Since then, Duggan has worked seemingly nonstop under his own steam. He’s taken some of the genre’s most “fun” titles (Guardians of the Galaxy, Star Wars: Chewbacca, Uncanny Avengers) and imbued them with more depth and humanity, as well as populating their protagonists’ universes with substantive supporting characters.
One of his newest series, Analog, debuted this summer but has just been collected into a volume spanning issues 1-5. At first blush, it’s not what I would think of as standard Duggan fare. In the year 2024, a Facebook-like global entity gets weaponized by hostile foreign powers. Definitely science fiction. This prompts anarchists to launch “The Great Doxxing,” in which everyone’s private online info becomes…let’s just say, no longer private.
A murky sort of semi-apocalypse, semi-dystopia results. Things basically keep functioning. The power stays on. Other forms of technology like AI and VR flourish. It’s just that hardly anyone uses the Internet or connected devices, at the risk of ostracism and exclusion. A bartender chews out a young man for wearing a smart watch, saying, “Don’t bring that connected shit in here!”
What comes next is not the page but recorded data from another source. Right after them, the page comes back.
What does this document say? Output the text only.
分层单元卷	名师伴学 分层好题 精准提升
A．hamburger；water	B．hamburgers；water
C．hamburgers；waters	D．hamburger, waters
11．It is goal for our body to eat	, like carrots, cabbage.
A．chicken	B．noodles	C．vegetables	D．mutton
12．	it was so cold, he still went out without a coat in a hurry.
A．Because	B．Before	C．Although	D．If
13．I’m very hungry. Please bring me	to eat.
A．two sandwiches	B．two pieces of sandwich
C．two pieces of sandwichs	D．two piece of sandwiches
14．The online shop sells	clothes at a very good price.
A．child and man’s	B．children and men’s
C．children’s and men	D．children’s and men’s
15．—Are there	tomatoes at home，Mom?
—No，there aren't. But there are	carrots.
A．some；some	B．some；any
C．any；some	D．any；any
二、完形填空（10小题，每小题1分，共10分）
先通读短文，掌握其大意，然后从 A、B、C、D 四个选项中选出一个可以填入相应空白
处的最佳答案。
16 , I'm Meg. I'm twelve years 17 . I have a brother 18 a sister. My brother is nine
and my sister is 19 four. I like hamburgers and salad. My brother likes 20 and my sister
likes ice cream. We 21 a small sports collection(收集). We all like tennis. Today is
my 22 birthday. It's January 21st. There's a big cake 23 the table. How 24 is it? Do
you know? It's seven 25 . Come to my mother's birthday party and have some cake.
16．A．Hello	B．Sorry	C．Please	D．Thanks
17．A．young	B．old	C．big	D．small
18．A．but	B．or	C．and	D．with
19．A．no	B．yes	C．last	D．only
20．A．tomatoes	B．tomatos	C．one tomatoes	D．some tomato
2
It’s a provocative and in some ways appealing setting. What if we could indulge our daily fantasies of going off the grid and yet still live in a modern, high-tech world? It would make an excellent Black Mirror. But instead of dwelling on attractive British suburbanites quietly drowning in their own self-imposed tech horror, Duggan takes this premise to an entirely different place. Or, better, a different pace.
Analog rockets us right into the action of this world via the hero Jack McGinnis, one of the so-called “ledger men.” In his “quiet moments,” McGinnis laments his existence or attempts to drown it in a substance. But this isn’t a quiet book. McGinnis gets paid to transport critical documents, on paper, inside a briefcase locked and handcuffed to his wrist. This, of course, makes him the instant and constant target of unscrupulous foes who would do anything to get their hands on those papers.
As a result, this “fantasy” world becomes one in which McGinnis is usually killing or trying not to get killed, often in unconventional ways. SPOILER ALERT: One of them literally involves a towel. It contains all the cyber-noir of a Blade Runner, but with two-hundred-percent more action. David O’Sullivan brings these action sequences to life with his textured and grounded but highly kinetic art.
Duggan peoples Analog with immediately memorable supporting characters, like McGinnis’ half-black, half-Irish, all-ass-kicking friend-with-benefits, Oona. We also meet his screw-loose yet highly pragmatic Dad and the delightfully tough-talking government heavy “Aunt Sam.” He laces his mordant wit throughout. A close-quarters mass-shootout gets paused because Dad doesn’t want the bad guy’s blood to spill into the marinara on the stove. McGinnis attempts to tranq a guy tailing him, but the tranquilizer is expired, so the tail just ends up “shitting himself for three days.” A highly unexpected foray into the 2024 world of AI tech leads to McGinnis insulting a robotic ape.
Full disclosure: I’m a junkie for imaginative dystopias. I could read Warren Ellis’ Transmetropolitan until my dying day. But with Analog, that rich world is just the springboard for a breathlessly-paced storyline that leaves us at the end of issue five with a tantalizing mystery ahead. And, almost certainly, a trail of bloody towels.